Secondo Mbs le politiche iraniane rinfocolano la tensione nella regione e possono condurre a un drastico aumento del prezzo del petrolio sui listini internazionali. Il Financial Times usa a tal proposito l’indicativa espressione skyrocketing per dare un’idea dell’impennata temuta da Mbs.

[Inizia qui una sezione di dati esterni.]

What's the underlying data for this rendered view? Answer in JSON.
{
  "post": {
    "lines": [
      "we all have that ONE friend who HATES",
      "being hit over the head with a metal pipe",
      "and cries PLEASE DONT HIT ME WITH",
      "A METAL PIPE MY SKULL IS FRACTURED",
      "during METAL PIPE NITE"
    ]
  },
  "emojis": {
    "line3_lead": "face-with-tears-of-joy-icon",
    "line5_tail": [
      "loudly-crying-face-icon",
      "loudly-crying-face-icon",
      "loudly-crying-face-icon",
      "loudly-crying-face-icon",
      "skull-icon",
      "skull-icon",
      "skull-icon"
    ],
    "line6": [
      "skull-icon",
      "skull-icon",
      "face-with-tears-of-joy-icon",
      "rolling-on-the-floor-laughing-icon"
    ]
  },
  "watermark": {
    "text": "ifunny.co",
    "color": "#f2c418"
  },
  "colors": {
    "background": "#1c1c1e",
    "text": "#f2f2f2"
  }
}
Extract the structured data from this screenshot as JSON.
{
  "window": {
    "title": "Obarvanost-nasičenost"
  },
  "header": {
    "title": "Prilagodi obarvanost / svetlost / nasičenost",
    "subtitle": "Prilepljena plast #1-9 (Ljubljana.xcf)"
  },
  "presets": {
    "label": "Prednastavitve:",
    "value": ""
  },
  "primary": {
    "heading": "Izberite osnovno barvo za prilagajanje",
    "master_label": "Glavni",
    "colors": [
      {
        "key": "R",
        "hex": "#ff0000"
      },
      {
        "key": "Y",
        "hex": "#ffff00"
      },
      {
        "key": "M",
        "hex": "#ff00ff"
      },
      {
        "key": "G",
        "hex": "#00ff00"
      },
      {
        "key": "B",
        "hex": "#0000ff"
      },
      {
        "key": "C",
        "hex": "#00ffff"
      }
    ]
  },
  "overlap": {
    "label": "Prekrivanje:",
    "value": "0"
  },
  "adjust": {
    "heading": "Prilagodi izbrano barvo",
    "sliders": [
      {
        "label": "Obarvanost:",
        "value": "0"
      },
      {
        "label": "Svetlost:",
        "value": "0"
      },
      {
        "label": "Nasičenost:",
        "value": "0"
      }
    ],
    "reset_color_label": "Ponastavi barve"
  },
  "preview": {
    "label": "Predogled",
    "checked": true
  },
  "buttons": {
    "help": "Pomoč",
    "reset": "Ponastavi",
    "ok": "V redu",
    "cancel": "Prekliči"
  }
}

A dire la verità, il mercato petrolifero mondiale ha dato prova di resilienza, specie per l’elevato volume delle scorte dei grandi importatori e consumatori (come Cina e India), e la gamma di ipotesi su quali politiche iraniane sarebbero pericolose è ampia tanto quanto le parole del principe sono vaghe. In assenza di un conflitto conclamato, l’Iran non ha la possibilità di chiudere militarmente gli stretti, nè l’Arabia Saudita di portare al massimo la pressione geopolitica ed economica su Teheran senza l’appoggio di Paesi come Usa o Israele. L’intervista di Mbs appare un grande diversivo dell’attenzione dai disastri del suo Paese in Yemen: dare la colpa all’Iran di una Caporetto strategica come la beffa degli Houti aiuta ad autoassolversi per anni di errori e sottovalutazione dell’avversario nel tormentato Paese della penisola araba. Se fosse confermata la notizia, negata dai Saud, di un recente raid in forze oltre confine degli Houti che avrebbe travolto tre brigate saudite e portato alla cattura di migliaia di prigionieri Mbs avrebbe ancora più problemi nell’elaborazione della strategia. Il principe invita a guardare il dito (Iran) e non la luna (i disastri in Yemen). Ma giorno dopo giorno appare sempre più difficile distogliere l’attenzione.